Белая тень. Жестокое милосердие (Мушкетик) - страница 60

«Что она? Подумаешь, мудрости… ну, не мудрости, но ведь…» Что-то стыдное, жгучее снова коснулось его сердца. Как же она… отхлестала. И какой же он примитив!

— Я… сдаюсь. Просто… Поймете без объяснений и долгих извинений?

Она поняла. А он понял, что сказал это своевременно. Он понял это по ее глазам, повороту головы, по тому, как она держала сумочку, — по всему. Еще мгновение — и она бы ушла. И уже навсегда. А ему сейчас до слез, до крика не хотелось, чтобы она ушла навсегда. Хоть и чувствовал, как трудно будет начать новый этап их отношений. Он так и сказал мысленно «новый этап» и выругался. Ох уж и крепко засела в нем эта наукообразная терминология. А скрепить то, что сейчас разорвалось, — нет, не скрепить, а завязать новый узел действительно трудно. Он представил себе, что было бы, если бы он сейчас попытался обнять Нелю. Он бы просто не смог. Одеревенела бы рука. И как бы удивилась она. Он и сейчас чувствовал себя словно бы вылепленным из застывающего гипса. Вот так будет стоять, прислонившись к холодному камню, и застынет совсем. И затвердеет душа и мысль…

— А знаете, как называют вас наши девушки? — спросила Неля.

Это было так ошеломляюще-неожиданно, что он вздрогнул. Но эта неожиданность была для обоих и спасительной. Неля одним ударом разбила ледок, намерзавший вокруг них.

— Как?

— Тираннозавром.

— Это, кажется, хищник.

— Самое хищное существо из когда-либо живших на земле. Страшнее его не было. Шеф — диплодок, большой, добрый, травоядный, вы — тираннозавр.

— Неужели чем-то напоминаю? — удивился он.

— Думаю… Нет. То есть не совсем. Знаю, вам это не польстит… но нет. Вы только макет тираннозавра. Или еще точнее — гипсовый слепок с него.

— Гипсовый слепок? — Он удивился такому совпадению: только сейчас почувствовал себя точно вылепленным из гипса, и вдруг это сказала Неля. Вместе с тем он чувствовал, как оттаивает, размягчается тело и душа, как они с Нелей словно возвращаются в разговоре на старые стежки, но без пролившейся только что горечи.
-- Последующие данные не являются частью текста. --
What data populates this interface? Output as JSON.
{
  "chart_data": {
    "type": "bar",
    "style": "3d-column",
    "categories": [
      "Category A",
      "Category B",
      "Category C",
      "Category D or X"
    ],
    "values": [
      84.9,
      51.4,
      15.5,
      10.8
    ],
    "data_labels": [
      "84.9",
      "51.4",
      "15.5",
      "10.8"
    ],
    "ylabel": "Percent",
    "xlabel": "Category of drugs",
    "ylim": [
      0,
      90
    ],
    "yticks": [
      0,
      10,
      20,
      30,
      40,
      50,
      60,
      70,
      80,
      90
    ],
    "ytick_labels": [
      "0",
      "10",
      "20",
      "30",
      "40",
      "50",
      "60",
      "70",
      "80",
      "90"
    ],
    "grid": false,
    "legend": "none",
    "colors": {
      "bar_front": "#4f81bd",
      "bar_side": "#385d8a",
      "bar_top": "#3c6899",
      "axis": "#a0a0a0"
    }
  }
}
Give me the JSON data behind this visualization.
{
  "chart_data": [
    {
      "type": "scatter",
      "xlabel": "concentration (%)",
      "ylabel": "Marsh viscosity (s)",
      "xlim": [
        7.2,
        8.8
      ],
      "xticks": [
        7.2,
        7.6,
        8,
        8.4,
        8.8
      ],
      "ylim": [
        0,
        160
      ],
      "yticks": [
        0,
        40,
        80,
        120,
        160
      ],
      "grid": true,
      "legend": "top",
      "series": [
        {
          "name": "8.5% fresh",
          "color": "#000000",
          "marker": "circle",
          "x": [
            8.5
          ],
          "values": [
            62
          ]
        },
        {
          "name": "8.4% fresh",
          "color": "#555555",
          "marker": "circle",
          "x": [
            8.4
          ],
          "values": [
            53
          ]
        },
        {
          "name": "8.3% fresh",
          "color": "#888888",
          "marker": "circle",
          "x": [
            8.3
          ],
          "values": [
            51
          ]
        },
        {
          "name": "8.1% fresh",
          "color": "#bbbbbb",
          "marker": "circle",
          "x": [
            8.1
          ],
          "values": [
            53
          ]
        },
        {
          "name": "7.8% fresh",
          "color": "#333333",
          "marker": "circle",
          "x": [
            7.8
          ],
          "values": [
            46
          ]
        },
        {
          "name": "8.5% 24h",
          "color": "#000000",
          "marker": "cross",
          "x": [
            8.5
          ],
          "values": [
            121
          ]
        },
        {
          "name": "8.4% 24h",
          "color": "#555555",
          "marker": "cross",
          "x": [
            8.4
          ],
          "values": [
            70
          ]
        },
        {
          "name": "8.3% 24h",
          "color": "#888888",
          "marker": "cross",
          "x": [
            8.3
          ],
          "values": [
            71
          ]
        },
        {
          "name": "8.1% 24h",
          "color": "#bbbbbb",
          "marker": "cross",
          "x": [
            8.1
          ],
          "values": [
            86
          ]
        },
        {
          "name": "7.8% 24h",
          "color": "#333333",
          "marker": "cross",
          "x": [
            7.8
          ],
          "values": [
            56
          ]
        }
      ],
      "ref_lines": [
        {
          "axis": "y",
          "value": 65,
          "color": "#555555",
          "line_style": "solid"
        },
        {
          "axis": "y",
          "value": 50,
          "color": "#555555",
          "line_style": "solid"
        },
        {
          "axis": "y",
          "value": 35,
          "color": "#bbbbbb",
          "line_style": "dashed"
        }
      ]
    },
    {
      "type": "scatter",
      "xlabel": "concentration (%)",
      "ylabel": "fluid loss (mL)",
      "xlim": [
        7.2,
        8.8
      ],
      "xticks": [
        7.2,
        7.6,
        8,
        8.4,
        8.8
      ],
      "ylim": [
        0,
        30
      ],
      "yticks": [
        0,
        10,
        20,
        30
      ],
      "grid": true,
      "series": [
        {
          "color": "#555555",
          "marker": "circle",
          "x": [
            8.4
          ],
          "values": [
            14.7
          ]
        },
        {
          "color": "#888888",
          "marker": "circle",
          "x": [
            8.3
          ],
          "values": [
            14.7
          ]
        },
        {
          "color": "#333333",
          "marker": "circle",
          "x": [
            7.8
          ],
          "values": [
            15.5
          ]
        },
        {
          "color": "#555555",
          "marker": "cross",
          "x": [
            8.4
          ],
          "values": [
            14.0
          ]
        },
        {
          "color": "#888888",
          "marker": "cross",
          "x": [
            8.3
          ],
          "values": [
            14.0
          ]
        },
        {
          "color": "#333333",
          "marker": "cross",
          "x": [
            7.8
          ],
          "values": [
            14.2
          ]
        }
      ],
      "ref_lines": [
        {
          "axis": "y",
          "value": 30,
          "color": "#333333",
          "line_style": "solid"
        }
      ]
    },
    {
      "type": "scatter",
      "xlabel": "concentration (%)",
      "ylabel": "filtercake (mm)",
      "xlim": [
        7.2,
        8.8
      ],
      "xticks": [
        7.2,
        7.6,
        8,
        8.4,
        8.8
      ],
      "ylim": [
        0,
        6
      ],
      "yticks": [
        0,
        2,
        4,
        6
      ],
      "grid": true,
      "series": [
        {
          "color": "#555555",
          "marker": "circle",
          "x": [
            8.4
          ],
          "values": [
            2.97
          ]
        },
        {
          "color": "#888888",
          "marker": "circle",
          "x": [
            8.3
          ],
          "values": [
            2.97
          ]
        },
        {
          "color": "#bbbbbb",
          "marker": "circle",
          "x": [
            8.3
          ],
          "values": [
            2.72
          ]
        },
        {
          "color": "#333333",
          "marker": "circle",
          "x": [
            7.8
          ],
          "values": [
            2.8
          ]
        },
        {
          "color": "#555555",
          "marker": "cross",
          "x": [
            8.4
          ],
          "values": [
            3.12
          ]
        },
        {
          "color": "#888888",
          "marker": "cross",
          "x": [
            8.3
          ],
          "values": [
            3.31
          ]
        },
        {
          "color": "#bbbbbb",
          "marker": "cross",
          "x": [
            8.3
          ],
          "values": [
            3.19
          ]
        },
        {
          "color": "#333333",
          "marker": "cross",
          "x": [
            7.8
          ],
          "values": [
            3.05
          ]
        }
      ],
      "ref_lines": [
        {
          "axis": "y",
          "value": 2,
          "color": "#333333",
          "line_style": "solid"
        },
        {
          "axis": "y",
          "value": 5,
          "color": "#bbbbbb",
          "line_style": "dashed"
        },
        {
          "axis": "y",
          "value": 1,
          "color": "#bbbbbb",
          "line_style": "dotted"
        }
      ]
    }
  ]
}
— Почему же все-таки слепок? И почему тираннозавр? — спросил он почти радостно. В каждом ее слове, говорила ли она всерьез или шутя, схватывала суть вещей или ошибалась, он чувствовал искренность, правдивость, и это становилось для него важнее самого содержания слов.

— Потому что в вас много неестественного, чего-то из пластика или еще там из каких-то полимеров.

— Пластиковое сердце, запрограммированные мысли?

— Да что вы (и снова это круглое, это певучее «о», от которого он даже вздрогнул). Совсем нет. Что-то такое нерушимое и… современное. А с другой стороны, есть у вас какие-то привычки… хищника. Когда вы о ком-то говорите, то так и кажется, что вот-вот слопаете его с костями.